Not if the five Republicans who took to the debate stage in Florida last night – former New Jersey Gov. Chris Christie, Florida Gov. Ron DeSantis, former South Carolina Gov. Nikki Haley, entrepreneur Vivek Ramaswamy, and South Carolina Sen. Tim Scott – have any say. With Donald Trump, who is 48 points ahead of second place DeSantis, refusing to take part, the debates are more of a pep rally for the Republican base than a competition at this point. But they reveal what the GOP thinks are winning and losing issues for the party.
Support for Israel was the biggest topic of debate, with candidates competing to display more support for American Jews domestically and Israel’s military abroad. National security followed close behind, and there was plenty of squabbling over who would be toughest on China. Meanwhile, the abortion issue got buried – it didn’t get mentioned until an hour and a half in.
But beyond the issues, Tuesday’s election results highlighted emerging threats to the GOP …
The power of the moderate Democrat: With the Republican Party reeling from the PR nightmare of taking three weeks to appoint a House speaker and the hard-right’s growing influence, many moderate Republicans and traditional conservatives are showing more of a willingness to shop around on the ballot.
Incumbent Democrat Andy Beshear’s win in Kentucky’s gubernatorial race and Democrat Brandon Presley’s narrow loss in his bid for the governor’s mansion in Mississippi are testaments to the power of the moderate Dem in suburbs, swing states, and even predominantly red ones like the Magnolia State, where Presley earned 47% of the vote.

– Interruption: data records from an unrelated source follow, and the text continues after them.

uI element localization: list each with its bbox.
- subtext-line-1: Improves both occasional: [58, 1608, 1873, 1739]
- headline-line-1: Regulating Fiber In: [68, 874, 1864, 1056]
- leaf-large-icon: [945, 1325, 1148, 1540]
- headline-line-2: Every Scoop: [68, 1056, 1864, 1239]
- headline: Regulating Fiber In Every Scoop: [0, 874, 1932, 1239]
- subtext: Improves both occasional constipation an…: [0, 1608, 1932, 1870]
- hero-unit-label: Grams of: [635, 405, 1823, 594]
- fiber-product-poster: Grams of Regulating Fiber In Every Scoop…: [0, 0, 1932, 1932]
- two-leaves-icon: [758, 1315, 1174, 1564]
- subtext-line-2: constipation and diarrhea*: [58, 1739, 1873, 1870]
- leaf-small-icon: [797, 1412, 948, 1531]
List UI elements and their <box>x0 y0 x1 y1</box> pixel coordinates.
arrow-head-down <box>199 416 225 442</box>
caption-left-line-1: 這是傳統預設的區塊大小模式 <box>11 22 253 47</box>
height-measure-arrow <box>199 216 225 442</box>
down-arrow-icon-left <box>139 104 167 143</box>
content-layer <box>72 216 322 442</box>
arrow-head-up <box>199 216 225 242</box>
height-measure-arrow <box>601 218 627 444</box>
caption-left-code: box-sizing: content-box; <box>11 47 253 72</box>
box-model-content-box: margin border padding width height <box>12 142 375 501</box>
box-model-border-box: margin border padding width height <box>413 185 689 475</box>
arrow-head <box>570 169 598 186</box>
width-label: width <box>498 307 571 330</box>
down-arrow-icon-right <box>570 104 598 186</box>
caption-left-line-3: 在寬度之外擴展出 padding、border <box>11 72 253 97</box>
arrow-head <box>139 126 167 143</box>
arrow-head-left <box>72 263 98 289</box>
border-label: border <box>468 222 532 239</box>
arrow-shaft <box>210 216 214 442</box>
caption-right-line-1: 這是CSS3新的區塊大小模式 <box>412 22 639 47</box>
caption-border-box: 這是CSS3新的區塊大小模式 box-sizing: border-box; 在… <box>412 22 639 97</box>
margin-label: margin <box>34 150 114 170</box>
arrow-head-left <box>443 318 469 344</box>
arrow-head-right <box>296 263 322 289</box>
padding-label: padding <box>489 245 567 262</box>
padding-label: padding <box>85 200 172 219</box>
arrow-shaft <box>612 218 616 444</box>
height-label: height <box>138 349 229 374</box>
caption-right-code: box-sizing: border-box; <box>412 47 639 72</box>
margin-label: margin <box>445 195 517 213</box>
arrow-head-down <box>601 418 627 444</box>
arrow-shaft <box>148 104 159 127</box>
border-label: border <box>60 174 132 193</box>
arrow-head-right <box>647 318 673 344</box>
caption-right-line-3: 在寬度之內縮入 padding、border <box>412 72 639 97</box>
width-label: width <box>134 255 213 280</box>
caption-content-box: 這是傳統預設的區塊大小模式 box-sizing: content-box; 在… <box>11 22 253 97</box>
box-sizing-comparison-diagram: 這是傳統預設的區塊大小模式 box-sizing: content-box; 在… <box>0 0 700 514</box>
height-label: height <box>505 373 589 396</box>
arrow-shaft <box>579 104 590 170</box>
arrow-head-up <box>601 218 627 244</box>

Both candidates are being lauded as emerging political leaders because they can build coalitions, a strategy Democratic candidates running in inhospitable districts – and national elections – should heed. Beshear is one of the most popular governors in the country, despite running a state that voted for Trump by 26 points. His campaign leaned into the abortion issue and Medicaid access, rejected partisanship, and focused on jobs and the economy, gaining him cross-party appeal.
Abortion could help Biden’s popularity problem: We have seen what happened in Ohio before, and we're not talking about last August when Issue 1 – which concerned adding the right to abortion to the constitution – doubled turnout. Back in 2004, former President George W. Bush looked weak in the polls, so the GOP proposed constitutional amendments banning same-sex marriage in 11 key states, increasing socially conservative turnout in tight races among voters who might have otherwise stayed home.
Now, Democrats are taking a leaf from Bush’s playbook. At least 11 states are on track to have abortion-related measures on their ballots in 2024, including swing states like Arizona, Florida, and Pennsylvania. The election will almost certainly be close, and getting abortion on the ballot could overcome Biden’s lukewarm popularity and get Democratic and moderate voters to the polls in the states where he needs them the most.
In Ohio, 18 counties that voted for Trump in 2020 voted in favor of Issue 1. The same goes for 67 other Trump-won counties in the six states where abortion has been on the ballot since Roe v. Wade was overturned.
In previous debates, only former South Carolina Gov. Nikki Haley recognized that abortion restriction was a liability for the GOP. But following Tuesday’s election, DeSantis softened his stance, while Haley continued calling for compromise, and Vivek Ramaswamy said “male responsibility” and paternity tests were the answer.
The moral of the story: Even with Biden’s approval rating in the tank, this week's election showed how making a few key counties a little less red can be decisive – a strategy Democrats will no doubt be hoping to repeat in November 2024. Meanwhile, Republican candidates will prepare for the next debate on Dec. 6 in the hopes of wooing voters ahead of the first primary in Iowa on Jan. 15.